Authors:
- Stephanie The University of Michigan
- Elisa Warner University of Michigan
Final Project for BIOINF 590
Goal is creation of a tool-kit for analyzing sparse single-cell data. The project is designed for people with single-cell data of several patients with many cells for a given cell type. The project gives various Euclidean and non-Euclidean distance matrices that can be used to compare patients based on their single-cell data.

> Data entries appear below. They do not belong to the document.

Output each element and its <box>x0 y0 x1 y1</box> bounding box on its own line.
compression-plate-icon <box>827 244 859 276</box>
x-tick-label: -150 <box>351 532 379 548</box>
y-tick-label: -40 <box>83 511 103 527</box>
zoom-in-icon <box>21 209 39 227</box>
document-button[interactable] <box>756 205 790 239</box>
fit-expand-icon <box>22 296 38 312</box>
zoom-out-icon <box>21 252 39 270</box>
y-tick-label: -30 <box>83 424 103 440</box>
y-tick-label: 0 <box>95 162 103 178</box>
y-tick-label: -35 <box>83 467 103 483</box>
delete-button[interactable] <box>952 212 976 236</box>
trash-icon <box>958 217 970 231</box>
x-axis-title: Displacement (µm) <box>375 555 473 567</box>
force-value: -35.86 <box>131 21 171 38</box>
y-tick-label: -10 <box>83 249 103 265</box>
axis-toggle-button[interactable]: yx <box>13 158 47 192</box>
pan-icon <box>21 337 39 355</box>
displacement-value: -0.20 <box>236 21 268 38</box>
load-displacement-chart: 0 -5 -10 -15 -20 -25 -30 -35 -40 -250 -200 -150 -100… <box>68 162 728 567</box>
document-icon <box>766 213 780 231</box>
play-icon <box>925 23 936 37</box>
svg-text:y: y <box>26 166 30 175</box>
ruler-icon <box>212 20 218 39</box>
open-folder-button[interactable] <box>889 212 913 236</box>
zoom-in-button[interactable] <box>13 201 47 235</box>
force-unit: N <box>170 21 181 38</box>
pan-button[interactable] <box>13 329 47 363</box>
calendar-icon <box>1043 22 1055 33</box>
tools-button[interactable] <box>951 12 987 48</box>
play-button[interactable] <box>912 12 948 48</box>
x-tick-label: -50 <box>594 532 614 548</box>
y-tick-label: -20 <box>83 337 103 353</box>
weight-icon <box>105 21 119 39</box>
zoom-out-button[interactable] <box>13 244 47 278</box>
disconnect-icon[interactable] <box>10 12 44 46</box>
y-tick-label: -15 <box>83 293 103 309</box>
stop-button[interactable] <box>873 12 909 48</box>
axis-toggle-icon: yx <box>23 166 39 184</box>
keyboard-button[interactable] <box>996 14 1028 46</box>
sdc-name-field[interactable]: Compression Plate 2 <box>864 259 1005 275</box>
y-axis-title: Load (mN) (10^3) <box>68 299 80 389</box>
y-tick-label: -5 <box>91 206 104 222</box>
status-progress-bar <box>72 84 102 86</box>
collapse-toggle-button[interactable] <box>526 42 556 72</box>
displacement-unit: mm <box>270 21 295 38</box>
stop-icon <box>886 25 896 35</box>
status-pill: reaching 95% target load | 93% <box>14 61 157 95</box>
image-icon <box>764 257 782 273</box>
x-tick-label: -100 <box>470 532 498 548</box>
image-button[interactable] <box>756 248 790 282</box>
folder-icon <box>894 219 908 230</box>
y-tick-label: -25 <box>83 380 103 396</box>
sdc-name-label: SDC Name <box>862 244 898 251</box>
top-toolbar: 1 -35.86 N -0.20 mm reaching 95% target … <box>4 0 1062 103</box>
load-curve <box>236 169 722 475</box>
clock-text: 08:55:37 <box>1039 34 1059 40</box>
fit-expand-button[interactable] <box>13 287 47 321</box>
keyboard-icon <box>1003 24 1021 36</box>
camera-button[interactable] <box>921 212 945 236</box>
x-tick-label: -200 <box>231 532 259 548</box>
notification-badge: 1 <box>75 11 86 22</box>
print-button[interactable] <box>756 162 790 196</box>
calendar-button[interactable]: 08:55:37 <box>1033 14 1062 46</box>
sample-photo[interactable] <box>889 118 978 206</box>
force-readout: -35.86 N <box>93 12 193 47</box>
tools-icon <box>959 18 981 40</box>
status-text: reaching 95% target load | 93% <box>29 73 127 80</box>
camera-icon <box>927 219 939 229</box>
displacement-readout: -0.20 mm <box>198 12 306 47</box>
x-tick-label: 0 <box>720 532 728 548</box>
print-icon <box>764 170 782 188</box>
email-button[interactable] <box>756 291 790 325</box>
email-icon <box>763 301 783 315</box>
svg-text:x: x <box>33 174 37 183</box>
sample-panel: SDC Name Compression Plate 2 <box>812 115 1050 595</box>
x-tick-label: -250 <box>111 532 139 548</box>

For best results, reduce the number of comparative genes so that n > p (n number of cells is greater than p number of gene expression values).
-
Stephanie_DE_correlation_gene_selection.R
: This R file uses Seurat DE to narrow down a set of genes to those with only 0.9 correlation. Results in$C$ number of datasets for$C$ different cell types. Each dataset contains many patients with many cells. One row of the dataset is characterized by one patient cell and its gene expression values over$k$ number of genes. -
jblogdet.ipynb
: This function calculates the Jensen-Bregman Log Determinant Divergence for sparse matrices. Additional regularization of your sparse matrix may be necessary -
Elisa_Similarity_Score.ipynb
: Analysis of the matrices (cells v gene expression). First, we conduct a 2-D PCA, then a 3-D PCA. Finally, we calculate distance metrics of patients against each other. The first is characterized by an$\ell_2$ -norm, where we average the column expresson values of the gene expressions for each patient to get one mean expression vector for each patient. Then we calculate the$\ell_2$ distance between each patient vector to see how distanced they are from each other. Next, we try a covariance method, where we create a$k \times k$ matrix for each patient of each cell type. Then patients within a cell type are compared by the distances/similarities between their covariance matrices. We try three divergence measures: 1) Jensen-Bregman Log Determinant Divergence, 2) Affine-Invariant Riemannian Metric, 3) Log-Euclidean Riemannian Metric.